Correct me if I am wrong, but these methods appear to be a special class of unit testing procedures that MCMC software developers might use, rather than per-analysis checks that software users would attempt. Once you confirm your sampling algorithm is working, I don’t see the point in repeating it for every model that you run.

I think you’re right, Chris, people familiar with unit testing should interpret this as a type of unit test for Bayesian model fitting. I think it still has a point, though. The division between software user and software developer is not that clear, and although I am a user of PyMC, I am a developer of specific models, the implementation of which I could (and recently have) messed up.

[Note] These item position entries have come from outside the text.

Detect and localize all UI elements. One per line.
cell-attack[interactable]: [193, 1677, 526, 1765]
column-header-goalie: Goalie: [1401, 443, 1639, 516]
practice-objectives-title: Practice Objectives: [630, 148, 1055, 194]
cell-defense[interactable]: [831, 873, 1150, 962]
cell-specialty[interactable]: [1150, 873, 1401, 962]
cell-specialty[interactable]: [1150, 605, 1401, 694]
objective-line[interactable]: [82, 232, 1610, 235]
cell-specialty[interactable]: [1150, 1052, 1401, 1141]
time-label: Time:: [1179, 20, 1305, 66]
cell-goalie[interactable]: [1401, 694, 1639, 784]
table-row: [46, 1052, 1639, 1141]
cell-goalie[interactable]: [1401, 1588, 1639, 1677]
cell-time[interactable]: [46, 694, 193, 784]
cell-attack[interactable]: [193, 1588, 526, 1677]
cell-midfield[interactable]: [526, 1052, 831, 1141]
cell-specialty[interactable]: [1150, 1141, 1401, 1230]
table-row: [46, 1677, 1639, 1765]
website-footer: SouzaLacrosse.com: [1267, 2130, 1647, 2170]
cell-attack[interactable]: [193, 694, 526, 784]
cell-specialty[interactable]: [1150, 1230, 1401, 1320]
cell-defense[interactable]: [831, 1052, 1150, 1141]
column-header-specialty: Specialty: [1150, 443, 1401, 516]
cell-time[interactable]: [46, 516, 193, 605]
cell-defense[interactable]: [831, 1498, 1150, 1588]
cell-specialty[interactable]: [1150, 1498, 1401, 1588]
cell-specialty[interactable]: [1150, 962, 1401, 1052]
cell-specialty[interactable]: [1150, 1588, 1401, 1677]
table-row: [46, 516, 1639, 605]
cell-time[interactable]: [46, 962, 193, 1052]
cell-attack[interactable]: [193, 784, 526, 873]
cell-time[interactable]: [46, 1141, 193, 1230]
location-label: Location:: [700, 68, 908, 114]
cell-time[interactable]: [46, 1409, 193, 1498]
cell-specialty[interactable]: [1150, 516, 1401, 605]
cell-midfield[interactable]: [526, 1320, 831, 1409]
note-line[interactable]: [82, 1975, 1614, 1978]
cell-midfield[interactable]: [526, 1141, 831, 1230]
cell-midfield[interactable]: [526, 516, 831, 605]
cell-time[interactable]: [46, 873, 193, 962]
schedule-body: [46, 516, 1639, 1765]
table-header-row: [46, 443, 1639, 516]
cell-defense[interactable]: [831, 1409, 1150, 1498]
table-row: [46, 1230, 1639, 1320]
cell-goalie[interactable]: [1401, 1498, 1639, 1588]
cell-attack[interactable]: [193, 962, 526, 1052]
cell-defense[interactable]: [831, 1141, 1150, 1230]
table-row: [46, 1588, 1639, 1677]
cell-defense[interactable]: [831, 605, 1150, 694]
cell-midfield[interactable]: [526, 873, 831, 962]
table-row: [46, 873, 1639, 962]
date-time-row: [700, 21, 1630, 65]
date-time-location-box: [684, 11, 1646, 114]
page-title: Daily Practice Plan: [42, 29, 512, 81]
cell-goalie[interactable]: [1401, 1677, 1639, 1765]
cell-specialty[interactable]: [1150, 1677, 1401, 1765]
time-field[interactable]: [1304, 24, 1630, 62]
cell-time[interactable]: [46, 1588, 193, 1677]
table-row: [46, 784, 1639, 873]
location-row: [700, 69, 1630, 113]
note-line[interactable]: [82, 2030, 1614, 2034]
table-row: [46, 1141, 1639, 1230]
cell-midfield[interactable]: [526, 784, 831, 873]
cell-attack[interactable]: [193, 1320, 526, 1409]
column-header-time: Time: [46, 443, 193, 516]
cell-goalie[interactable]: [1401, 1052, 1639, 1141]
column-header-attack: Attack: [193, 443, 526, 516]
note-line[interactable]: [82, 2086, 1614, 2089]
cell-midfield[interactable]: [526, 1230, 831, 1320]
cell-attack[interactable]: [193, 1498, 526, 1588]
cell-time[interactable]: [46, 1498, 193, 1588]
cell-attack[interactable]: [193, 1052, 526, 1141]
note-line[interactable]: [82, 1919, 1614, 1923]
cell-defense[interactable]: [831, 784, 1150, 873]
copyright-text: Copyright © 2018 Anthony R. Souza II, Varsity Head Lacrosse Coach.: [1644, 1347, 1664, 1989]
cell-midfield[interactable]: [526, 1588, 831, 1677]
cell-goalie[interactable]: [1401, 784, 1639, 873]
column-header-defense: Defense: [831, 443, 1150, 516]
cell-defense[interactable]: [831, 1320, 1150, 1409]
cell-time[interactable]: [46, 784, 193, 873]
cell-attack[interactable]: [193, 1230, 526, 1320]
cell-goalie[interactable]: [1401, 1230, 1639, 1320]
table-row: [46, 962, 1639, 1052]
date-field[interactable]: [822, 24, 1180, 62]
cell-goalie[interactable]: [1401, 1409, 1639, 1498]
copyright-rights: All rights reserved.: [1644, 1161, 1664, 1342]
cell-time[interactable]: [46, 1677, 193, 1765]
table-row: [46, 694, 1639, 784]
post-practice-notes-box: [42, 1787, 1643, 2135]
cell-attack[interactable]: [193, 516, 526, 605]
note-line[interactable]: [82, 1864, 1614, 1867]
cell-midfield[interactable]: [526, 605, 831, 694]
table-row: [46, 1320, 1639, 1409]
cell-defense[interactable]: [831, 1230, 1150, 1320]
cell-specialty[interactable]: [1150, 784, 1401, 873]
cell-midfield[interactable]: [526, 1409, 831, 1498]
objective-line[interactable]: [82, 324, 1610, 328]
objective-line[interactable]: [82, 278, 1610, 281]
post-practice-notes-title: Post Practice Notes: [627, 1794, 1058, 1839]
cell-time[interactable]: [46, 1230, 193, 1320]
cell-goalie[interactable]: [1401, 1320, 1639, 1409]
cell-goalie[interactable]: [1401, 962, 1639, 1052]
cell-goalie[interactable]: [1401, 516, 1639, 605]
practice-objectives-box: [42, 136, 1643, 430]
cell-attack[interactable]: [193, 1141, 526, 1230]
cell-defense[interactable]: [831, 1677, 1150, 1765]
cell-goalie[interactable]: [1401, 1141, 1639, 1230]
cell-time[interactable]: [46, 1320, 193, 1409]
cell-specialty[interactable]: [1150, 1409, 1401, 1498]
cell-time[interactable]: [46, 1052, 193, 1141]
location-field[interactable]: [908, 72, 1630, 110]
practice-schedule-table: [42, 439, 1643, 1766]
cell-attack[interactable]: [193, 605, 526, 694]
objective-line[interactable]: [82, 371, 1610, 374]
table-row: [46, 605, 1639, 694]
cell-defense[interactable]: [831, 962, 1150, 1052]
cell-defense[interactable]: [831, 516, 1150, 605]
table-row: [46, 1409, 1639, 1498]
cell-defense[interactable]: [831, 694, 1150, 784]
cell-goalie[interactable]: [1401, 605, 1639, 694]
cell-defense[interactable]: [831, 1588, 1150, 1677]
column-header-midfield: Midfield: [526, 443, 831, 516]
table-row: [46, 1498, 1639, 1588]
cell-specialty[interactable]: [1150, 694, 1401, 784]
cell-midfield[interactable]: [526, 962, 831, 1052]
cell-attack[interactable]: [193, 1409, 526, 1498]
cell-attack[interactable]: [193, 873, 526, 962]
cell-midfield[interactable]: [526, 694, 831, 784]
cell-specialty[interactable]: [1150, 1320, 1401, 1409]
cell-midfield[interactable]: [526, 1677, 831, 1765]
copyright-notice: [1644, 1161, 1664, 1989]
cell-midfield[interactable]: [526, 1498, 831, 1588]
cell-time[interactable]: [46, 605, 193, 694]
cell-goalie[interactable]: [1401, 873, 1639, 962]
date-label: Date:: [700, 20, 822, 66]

Now that I’ve thought about the approach from this paper some more, though, my question is this: do I gain enough using this quantile->inverse normal cdf->p value->z score transformation to make it worthwhile? Validation is important, but I could just compare the mean of the estimates to the known values, and look at the median average relative error. If I’m trying to convince skeptics that my model is correct, I don’t have much time to make my case, so simplicity is valuable.

Are there often errors in software implementation that which produce the correct mean but incorrect distribution? That would justify the additional complexity of this approach.

I used this when preparing JAGS version 3.0.0, and found bugs in the Pareto and multivariate T distributions.

Andrew:

One of my favourite papers, but has any looked at “abc” methods and techniques?

(i.e. making it approximate and easier rather than exact.)

Just wanted to say good on you for keeping working on Stan. Just read a stack of papers with extremely clever MCMC ideas with no attempt at public implementation.